Human action recognition in first person videos using verb-object Pairs Fiil-nesne Çiftlerini kullanarak birinci- Şahis Videolarinda Insan Hareketlerini Tanima


Gokce Z., Pehlivan Tort S.

27th Signal Processing and Communications Applications Conference, SIU 2019, Sivas, Turkey, 24 - 26 April 2019 identifier identifier

  • Publication Type: Conference Paper / Full Text
  • Doi Number: 10.1109/siu.2019.8806562
  • City: Sivas
  • Country: Turkey
  • Keywords: action recognition, first-person video, deep learning
  • TED University Affiliated: Yes

Abstract

© 2019 IEEE.Human action recognition problem is important for distinguishing the rich variety of human activities in first-person videos. While there has been an improvement in egocentric action recognition, the space of action categories is large and it looks impractical to label training data for all categories.
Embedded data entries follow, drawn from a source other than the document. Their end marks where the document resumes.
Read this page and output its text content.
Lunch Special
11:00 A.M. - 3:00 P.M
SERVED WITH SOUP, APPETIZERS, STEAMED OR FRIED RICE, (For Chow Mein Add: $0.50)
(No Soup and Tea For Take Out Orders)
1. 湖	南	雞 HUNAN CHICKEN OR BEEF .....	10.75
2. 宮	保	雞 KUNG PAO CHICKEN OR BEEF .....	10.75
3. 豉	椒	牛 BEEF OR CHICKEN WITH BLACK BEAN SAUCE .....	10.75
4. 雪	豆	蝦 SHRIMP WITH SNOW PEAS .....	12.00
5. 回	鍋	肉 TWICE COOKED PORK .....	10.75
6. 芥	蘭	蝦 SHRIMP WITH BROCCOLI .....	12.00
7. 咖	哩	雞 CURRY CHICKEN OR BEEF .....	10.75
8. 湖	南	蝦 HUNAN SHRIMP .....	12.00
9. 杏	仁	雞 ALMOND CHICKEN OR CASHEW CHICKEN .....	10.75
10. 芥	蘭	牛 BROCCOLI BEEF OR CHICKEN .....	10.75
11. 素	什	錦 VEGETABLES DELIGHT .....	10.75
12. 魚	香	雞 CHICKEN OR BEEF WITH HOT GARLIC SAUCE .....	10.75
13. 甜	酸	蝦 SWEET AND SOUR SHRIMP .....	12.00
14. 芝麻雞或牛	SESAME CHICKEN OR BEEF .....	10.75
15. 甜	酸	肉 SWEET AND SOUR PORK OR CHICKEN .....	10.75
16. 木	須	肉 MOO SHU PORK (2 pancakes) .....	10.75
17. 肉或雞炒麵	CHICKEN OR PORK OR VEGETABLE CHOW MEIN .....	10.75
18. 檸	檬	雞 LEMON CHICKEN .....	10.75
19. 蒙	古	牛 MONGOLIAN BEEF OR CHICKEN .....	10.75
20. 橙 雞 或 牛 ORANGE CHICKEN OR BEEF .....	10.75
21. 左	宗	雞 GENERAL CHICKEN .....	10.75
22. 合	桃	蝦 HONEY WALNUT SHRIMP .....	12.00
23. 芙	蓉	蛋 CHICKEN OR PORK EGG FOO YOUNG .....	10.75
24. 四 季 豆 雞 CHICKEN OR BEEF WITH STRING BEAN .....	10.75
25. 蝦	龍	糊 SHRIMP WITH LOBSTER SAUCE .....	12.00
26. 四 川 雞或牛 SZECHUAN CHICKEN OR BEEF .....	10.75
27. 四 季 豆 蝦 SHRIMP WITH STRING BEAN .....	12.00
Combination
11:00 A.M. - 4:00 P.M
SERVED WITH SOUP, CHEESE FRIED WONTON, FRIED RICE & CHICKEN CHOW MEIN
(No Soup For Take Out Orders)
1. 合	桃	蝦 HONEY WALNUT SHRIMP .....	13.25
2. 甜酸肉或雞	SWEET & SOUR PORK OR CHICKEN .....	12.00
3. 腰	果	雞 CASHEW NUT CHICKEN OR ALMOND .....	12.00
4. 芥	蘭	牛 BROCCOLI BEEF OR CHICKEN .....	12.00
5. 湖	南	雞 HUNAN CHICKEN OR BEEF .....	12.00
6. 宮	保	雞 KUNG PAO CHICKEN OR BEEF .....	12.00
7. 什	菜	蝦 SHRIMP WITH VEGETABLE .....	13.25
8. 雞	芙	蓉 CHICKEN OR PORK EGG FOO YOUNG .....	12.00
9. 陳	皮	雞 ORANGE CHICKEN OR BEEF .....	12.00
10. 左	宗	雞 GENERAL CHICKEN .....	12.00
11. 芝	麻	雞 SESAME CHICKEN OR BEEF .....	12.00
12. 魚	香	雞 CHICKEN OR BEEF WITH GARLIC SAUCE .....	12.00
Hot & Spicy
In this work, we decompose action models into verb and noun model pairs and propose a method to combine them with a simple fusion strategy. Particularly, we use 3 Dimensional Convolutional Neural Network model, C3D, for verb stream to model video-based features, and we use object detection model, YOLO, for noun stream to model objects interacting with human. We present experiments on the recently introduced large-scale EGTEA Gaze+ dataset with 106 action classes, and show that our model is comparable to the state-of-the-art action recognition models.